Pela proposta em análise na Câmara dos Deputados, a remarcação poderá ser feita até 24 horas antes do embarque. O consumidor terá que pagar apenas a eventual diferença entre a tarifa comprada e a disponível no momento da troca.

Reembolso
Apresentado pelo deputado Alencar Santana (PT-SP), o texto também garante ao passageiro o direito de desistir da viagem até 72 horas antes do embarque, com restituição integral do valor pago. O reembolso deverá ser feito em até sete dias.

“O objetivo é assegurar maior equilíbrio nas relações de consumo no transporte de passageiros, garantindo direitos mínimos de remarcação e de desistência sem a imposição de taxas ou de penalidades abusivas”, disse o parlamentar.

Regras para empresas
O projeto proíbe as empresas de impor cláusulas que:

  • restrinjam o direito de remarcação;
  • cobrem taxa ou multa dentro do prazo legal;
  • condicionem a troca da passagem à compra de serviços adicionais não pedidos pelo consumidor.
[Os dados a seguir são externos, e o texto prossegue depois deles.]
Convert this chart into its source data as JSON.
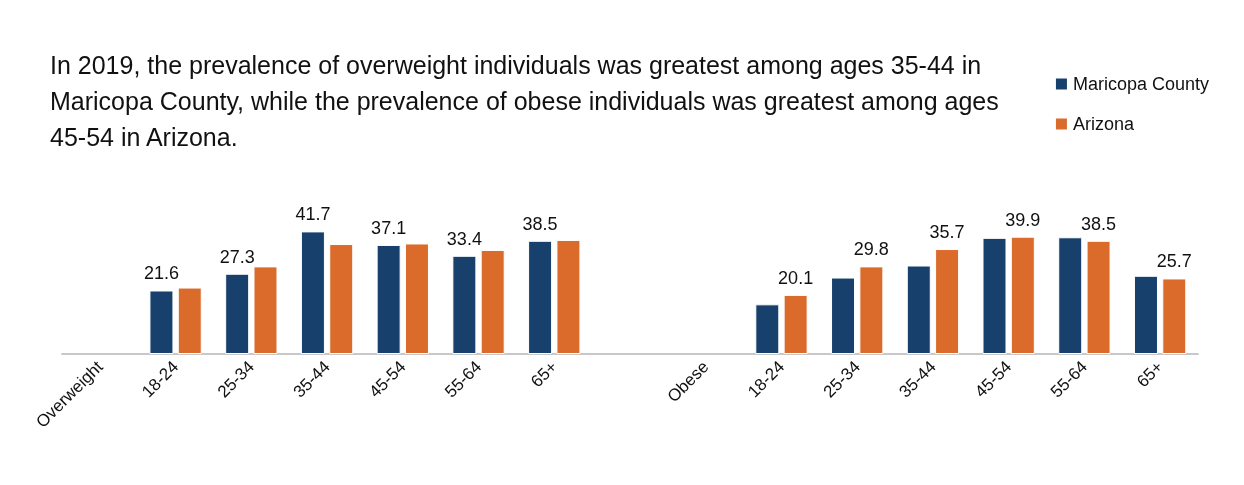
{
  "chart_data": {
    "type": "bar",
    "title": "In 2019, the prevalence of overweight individuals was greatest among ages 35-44 in Maricopa County, while the prevalence of obese individuals was greatest among ages 45-54 in Arizona.",
    "categories": [
      "Overweight",
      "18-24",
      "25-34",
      "35-44",
      "45-54",
      "55-64",
      "65+",
      null,
      "Obese",
      "18-24",
      "25-34",
      "35-44",
      "45-54",
      "55-64",
      "65+"
    ],
    "series": [
      {
        "name": "Maricopa County",
        "color": "#17406d",
        "values": [
          null,
          21.6,
          27.3,
          41.7,
          37.1,
          33.4,
          38.5,
          null,
          null,
          16.9,
          26.0,
          30.1,
          39.5,
          39.7,
          26.6
        ],
        "value_labels": [
          null,
          "21.6",
          "27.3",
          "41.7",
          "37.1",
          "33.4",
          "38.5",
          null,
          null,
          null,
          null,
          null,
          null,
          null,
          null
        ]
      },
      {
        "name": "Arizona",
        "color": "#db6b2b",
        "values": [
          null,
          22.6,
          29.8,
          37.4,
          37.6,
          35.4,
          38.8,
          null,
          null,
          20.1,
          29.8,
          35.7,
          39.9,
          38.5,
          25.7
        ],
        "value_labels": [
          null,
          null,
          null,
          null,
          null,
          null,
          null,
          null,
          null,
          "20.1",
          "29.8",
          "35.7",
          "39.9",
          "38.5",
          "25.7"
        ]
      }
    ],
    "legend": "top right"
  }
}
Válido para todas as tarifas
A proposta também determina que os direitos valerão para todas as modalidades de tarifa, inclusive promocionais, e para passagens compradas em programas de fidelidade ou com outros benefícios concedidos pelo transportador.

O texto prevê ainda que cláusulas contratuais, regulamentos ou práticas comerciais que limitem esses direitos serão nulos.

Em caso de descumprimento, o infrator ficará sujeito às sanções previstas no Código de Defesa do Consumidor, como multa e até suspensão temporária de atividade.

Próximos passos
O projeto será analisado em caráter conclusivo pelas comissões de Viação e Transportes; de Defesa do Consumidor; e de Constituição e Justiça e de Cidadania. Para virar lei, terá de ser aprovado pela Câmara e pelo Senado.